A broad range of factors has been identified to contribute to poor blood pressure (BP) control. But further epidemiologic data in France are needed. We aimed to assess sociodemographic, clinical and behavioral predictors of uncontrolled BP among treated hypertensive individuals. We conducted cross-sectional analysis using data from the CONSTANCES cohort study. We included 11,159 participants previously diagnosed with hypertension and taking antihypertensive medications. Uncontrolled BP was defined as mean systolic BP ≥ 140 mm Hg and/or mean diastolic BP ≥ 90 mm Hg. Alcohol use disorder severity was defined according to the French version of the Alcohol Use Disorders Identification Test (AUDIT). Dietary assessment was done based on adherence to French dietary guidelines using the modified National Program on Nutrition and Health (mPNNS). Depressive symptoms were assessed with the Center of Epidemiologic Studies Depression scale (CES-D). Gender specific age-adjusted multivariable analyses were performed using logistic regression models.
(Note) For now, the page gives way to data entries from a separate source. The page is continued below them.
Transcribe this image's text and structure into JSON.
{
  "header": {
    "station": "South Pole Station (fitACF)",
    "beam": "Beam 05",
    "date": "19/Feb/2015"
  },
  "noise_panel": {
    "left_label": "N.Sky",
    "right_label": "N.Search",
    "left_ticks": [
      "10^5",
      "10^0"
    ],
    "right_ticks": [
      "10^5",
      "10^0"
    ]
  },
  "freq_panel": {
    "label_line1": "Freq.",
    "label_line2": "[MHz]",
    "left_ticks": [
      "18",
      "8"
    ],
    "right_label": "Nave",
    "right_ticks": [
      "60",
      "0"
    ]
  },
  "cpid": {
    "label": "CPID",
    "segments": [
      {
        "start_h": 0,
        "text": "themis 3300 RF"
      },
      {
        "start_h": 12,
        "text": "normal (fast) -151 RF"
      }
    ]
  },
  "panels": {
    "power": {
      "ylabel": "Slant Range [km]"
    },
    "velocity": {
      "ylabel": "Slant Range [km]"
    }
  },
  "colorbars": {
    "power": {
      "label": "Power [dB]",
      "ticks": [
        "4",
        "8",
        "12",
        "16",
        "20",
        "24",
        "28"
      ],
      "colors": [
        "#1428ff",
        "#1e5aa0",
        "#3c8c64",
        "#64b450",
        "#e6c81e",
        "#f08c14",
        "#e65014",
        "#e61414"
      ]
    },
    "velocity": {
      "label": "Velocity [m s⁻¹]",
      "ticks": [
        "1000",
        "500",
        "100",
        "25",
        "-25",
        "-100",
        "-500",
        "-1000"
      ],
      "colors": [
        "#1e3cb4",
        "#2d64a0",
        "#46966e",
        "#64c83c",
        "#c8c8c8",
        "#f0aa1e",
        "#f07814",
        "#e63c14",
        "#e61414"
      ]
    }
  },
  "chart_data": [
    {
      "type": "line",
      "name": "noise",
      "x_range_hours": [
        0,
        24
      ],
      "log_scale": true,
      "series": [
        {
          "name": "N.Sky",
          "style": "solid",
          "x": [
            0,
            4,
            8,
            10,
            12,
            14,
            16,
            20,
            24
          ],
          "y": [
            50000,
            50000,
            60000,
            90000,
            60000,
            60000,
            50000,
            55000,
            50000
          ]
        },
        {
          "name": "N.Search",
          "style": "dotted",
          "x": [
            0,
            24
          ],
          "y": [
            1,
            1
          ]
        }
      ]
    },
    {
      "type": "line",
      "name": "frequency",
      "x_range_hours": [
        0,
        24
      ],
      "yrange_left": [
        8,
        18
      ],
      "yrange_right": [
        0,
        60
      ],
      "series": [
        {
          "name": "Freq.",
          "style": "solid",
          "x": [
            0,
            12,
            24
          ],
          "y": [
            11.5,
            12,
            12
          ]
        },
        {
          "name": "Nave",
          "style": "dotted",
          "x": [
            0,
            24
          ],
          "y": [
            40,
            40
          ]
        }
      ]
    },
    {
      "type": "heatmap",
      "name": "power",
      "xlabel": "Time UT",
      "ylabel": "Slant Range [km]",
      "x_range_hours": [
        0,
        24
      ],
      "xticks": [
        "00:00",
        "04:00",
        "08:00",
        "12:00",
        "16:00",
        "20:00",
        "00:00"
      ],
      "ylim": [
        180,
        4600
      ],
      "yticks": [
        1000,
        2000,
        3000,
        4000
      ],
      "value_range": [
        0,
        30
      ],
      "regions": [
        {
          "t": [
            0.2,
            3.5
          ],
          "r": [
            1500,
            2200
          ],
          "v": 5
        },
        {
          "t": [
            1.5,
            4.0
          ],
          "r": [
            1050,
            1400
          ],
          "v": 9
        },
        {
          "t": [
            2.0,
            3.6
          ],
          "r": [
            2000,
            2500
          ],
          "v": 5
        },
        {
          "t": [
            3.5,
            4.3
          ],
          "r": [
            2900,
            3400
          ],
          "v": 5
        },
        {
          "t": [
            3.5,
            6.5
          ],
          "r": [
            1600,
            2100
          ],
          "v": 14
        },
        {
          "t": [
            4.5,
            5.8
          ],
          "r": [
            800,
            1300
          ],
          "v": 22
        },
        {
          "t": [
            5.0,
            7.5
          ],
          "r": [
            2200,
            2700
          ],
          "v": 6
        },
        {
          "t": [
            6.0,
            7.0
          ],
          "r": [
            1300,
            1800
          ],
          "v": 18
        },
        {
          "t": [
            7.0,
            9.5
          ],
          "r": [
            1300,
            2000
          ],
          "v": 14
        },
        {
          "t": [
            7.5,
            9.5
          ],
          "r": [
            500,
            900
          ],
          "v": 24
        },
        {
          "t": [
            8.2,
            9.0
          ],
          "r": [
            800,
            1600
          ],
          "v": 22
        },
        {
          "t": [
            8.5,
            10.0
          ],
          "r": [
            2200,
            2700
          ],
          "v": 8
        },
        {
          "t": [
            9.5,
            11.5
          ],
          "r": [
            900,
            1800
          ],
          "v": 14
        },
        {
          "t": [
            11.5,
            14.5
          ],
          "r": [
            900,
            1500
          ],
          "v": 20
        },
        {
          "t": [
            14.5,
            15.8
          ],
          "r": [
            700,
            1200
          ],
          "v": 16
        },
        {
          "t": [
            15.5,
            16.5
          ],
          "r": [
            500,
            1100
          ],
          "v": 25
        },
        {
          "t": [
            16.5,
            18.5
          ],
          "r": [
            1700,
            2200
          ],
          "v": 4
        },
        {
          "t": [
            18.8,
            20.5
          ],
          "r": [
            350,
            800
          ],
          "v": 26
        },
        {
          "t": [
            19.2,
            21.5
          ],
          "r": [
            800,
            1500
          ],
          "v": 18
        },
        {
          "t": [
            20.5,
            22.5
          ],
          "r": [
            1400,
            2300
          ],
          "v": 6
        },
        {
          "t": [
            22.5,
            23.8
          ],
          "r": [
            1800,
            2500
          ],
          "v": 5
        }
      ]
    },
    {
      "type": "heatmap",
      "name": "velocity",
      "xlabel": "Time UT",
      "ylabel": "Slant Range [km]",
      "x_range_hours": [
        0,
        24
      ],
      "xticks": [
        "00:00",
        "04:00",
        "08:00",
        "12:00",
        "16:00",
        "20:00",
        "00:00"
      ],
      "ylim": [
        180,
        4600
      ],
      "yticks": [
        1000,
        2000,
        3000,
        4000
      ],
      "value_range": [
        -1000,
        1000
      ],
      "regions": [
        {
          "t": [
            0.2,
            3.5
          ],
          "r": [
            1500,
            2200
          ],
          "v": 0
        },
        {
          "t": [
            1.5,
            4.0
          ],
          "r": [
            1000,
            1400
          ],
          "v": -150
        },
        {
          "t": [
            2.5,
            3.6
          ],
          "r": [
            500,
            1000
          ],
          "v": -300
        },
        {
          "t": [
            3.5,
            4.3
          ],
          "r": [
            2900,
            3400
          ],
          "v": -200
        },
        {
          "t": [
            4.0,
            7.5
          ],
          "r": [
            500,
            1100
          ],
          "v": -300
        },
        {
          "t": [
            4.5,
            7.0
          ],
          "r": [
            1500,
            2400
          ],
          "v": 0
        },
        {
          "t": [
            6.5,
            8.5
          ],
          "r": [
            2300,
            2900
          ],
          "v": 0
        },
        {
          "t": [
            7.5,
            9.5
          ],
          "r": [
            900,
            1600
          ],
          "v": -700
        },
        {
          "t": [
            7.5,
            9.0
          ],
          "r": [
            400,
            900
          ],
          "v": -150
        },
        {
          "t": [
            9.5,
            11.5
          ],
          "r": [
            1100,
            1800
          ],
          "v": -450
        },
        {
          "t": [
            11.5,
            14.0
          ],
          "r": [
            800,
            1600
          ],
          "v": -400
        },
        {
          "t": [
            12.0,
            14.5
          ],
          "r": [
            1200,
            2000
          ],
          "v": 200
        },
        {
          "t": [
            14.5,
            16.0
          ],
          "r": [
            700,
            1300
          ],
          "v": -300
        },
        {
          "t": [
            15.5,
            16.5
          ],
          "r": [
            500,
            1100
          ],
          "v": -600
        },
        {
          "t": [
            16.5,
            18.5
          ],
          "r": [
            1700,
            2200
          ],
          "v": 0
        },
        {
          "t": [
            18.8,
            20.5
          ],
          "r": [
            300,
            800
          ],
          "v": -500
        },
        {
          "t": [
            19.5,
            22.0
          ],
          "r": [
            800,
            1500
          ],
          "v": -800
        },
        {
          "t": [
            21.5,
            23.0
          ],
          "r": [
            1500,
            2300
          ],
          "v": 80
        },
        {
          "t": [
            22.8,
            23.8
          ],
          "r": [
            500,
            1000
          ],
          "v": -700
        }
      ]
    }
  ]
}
Adjusted mean systolic BP were studied across selected variables using the General Linear Model. The prevalence of uncontrolled BP was 60.2% and it was higher in men than in women (66.5% vs. 52.5%, P < 0.0001). A higher proportion of men had both SBP and DBP not at goal (42%) compared to women (34%). We found a significantly lower SBP with better dietary compliance ( P = 0.003 in men), high physical activity ( P = 0.048 in women) and low risk of alcohol use disorder ( P < 0.01, both sexes). There was no significant relationship with depression represented by CES-D. In both sexes, predictors of uncontrolled HTN were increasing age, history of CVD and dyslipidemia. In men, additional factors included diabetes (adjusted odds ratio 0.74; P = 0.036), increased BMI (ORa 1.26, P = 0.01), heavy alcohol drinking (ORa 1.59, P < 0.001) and high dietary adherence (ORa 0.69, P = 0.05) In this population-based study, clinical and behavioral characteristics were predictors of uncontrolled HTN. Modifiable risk factors such as weight, diet, alcohol use and physical activity influence the SBP and BP control.